Habitat and distribution:—Known from only two collections from central and northern Bolivia, in the department of La Paz ( Fig. 1 View FIGURE 1 ), at an approximate altitude of 2600–2900 m. Carex pachamamae seems to occur in the northwesternsoutheastern oriented portion of the north-central Bolivian Andes, where the ecoregion ( Ministerio de Medio Ambiente y Agua, 2013) is known as ‘proper’ Yunga or Bolivian Yunga, a mild humid forest (annual minimum of 17 oC). It contrast with the north-south oriented portion of the southern Bolivian Andes, which continues south to Argentina, and where the ecoregion is known as Bolivian-Tucumán forest, or Tucumán Yunga. These forest, that are the habitat of C. subandrogyna are much colder (annual minimum of 5 oC). The only indication about the habitat is provided in the herbarium label of the paratype collection “edges of a small stream in fairly deep shade […] Vegetation type: bosque nublado, small grove dominated by Prumnopitys sp. with various Myrtaceae genera”. This ecology is similar to the closely related C. subandrogyna , but at the same time distinct, since C. subandrogyna is known to grow exclusively in th Podocarpus and Alnus forests characteristic of the Tucumán Yunga ecorregion ( Wheeler & Guaglianone 2003, 2006; Jiménez-Mejías et al. 2016).

Phenology:—The specimens were collected fully ripe in February and April.

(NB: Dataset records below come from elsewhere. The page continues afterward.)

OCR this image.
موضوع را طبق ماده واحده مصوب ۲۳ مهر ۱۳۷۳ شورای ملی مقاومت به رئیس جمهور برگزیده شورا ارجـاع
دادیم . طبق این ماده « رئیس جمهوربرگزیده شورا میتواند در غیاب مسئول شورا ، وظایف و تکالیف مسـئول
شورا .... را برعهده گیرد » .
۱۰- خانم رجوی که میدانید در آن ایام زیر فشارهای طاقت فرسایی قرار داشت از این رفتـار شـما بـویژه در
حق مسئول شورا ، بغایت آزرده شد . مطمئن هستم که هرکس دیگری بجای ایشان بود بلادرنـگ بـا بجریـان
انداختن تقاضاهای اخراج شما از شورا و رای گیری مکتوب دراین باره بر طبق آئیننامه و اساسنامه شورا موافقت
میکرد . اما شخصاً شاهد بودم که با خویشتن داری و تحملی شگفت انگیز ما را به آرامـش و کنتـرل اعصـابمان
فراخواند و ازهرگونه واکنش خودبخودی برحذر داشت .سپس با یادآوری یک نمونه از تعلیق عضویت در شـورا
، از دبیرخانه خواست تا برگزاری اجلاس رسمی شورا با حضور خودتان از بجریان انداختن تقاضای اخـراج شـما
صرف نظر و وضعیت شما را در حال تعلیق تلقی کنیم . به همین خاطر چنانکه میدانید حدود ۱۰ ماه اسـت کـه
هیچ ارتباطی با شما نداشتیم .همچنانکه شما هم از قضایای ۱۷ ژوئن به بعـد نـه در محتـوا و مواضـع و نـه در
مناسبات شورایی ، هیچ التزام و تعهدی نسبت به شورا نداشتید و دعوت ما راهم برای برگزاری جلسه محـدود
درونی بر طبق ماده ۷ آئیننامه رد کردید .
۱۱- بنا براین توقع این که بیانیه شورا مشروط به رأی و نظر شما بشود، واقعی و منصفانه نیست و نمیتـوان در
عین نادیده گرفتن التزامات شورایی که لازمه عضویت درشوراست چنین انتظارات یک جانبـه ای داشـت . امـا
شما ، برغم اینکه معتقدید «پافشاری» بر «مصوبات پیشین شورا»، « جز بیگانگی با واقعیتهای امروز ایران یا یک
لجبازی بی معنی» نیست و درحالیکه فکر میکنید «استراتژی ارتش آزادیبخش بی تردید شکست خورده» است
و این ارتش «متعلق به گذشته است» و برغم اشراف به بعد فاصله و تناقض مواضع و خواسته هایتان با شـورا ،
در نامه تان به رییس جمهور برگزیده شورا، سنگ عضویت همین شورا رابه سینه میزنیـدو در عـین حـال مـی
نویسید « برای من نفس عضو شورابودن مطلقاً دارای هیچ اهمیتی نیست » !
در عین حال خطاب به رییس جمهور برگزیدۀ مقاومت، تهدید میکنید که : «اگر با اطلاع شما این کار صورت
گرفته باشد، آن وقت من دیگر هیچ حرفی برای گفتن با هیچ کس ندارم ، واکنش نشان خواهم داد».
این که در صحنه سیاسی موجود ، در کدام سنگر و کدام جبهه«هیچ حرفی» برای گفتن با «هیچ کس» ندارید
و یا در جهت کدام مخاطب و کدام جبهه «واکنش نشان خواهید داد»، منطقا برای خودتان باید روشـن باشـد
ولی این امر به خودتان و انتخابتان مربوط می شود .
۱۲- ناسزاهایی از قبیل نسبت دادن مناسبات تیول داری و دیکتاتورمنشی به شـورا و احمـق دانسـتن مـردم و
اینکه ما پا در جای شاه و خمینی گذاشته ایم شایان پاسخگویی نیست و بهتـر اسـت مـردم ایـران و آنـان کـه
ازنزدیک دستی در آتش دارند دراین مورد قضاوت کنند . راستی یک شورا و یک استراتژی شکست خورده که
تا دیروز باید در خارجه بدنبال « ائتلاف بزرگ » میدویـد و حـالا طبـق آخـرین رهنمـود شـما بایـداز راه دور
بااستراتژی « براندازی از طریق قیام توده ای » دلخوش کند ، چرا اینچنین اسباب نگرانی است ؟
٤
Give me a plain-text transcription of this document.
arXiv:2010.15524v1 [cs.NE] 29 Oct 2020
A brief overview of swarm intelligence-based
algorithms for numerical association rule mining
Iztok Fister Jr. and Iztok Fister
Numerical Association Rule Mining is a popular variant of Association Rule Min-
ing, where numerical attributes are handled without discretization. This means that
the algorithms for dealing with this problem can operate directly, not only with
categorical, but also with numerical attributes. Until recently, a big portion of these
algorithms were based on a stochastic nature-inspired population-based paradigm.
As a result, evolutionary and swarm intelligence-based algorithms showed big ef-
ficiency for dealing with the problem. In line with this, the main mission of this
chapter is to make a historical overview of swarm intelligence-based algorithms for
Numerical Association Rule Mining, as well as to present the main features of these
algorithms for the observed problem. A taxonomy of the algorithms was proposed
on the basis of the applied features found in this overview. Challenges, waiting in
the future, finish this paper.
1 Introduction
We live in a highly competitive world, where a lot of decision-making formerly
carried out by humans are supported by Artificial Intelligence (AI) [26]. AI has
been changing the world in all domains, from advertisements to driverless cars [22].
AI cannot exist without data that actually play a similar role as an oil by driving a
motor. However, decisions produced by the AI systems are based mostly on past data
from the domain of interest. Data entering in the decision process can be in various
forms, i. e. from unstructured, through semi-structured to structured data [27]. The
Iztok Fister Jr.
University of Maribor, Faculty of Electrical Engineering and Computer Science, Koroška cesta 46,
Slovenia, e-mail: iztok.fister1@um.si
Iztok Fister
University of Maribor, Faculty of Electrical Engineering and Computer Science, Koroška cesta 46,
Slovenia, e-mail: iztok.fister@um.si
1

Etymology:—Dedicated to the Pachamama, goddess of Inca origin that personalizes the Mother Earth, and that is widely revered by the people of the Andes.

Additional material studied (paratypes): — BOLIVIA. Cochabamba, Prov. of Carrasco, remnant of forest alongside the dirt road which heads south out of Siberia (along the old highway to Santa Cruz), ca. 2900 m, Ritter & Wood 2886 (MO-5865945!; iso - MICH!, NHA digital image!) .

Observations:—The distinction of C. pachamamae from the closely related C. subandrogyna relies in utricle characters, as supported by the fact that the taxonomy of Carex mainly relies on reproductive structures ( Global Carex Group 2015, 2016). But some additional distinction was found also in leaves. There are numerous examples of Carex species that are primarily distinguished from their most closely related counterparts mainly by leaf characters. This is the case of C. hitchcockiana Dewey (1826: 274) and C. brysonii Naczi (1993:1 95) from North America (sect. Griseae Kükenthal (1909: 516); Naczi & Bryson 2002); C. dielsiana Kükenthal (1913: 10) and C. barbayaki Jiménez-Mejías & Roalson (2017: 283) from Eastern Asia (sect. Decorae (Kük.) Ohwi (1936: 338) ; Jiménez-Mejías & Roalson 2017); and C. laxula Boott (1867: 202) and C. sylvatica Hudson (1762: 353) in the Mediterranean (sect. Sylvaticae Rouy (1912: 470); Benítez-Benítez et al. 2017), among many others. The importance of leaf characters are somehow undervalued in many Carex groups, although a number of relatively recent studies has shown significant differences between species that look overall alike (e.g. Dean & Ashton 2008; Nakamatte & Lye 2010; Proctor & Bradshaw 2013).

The epithet “ Carex erythrogyne Nees ” found in the collection Holway & Holway 548 does not seem to have been ever published, as also noted in the case of the type collections of C. roalsoniana (see Jiménez-Mejías & Escudero 2016).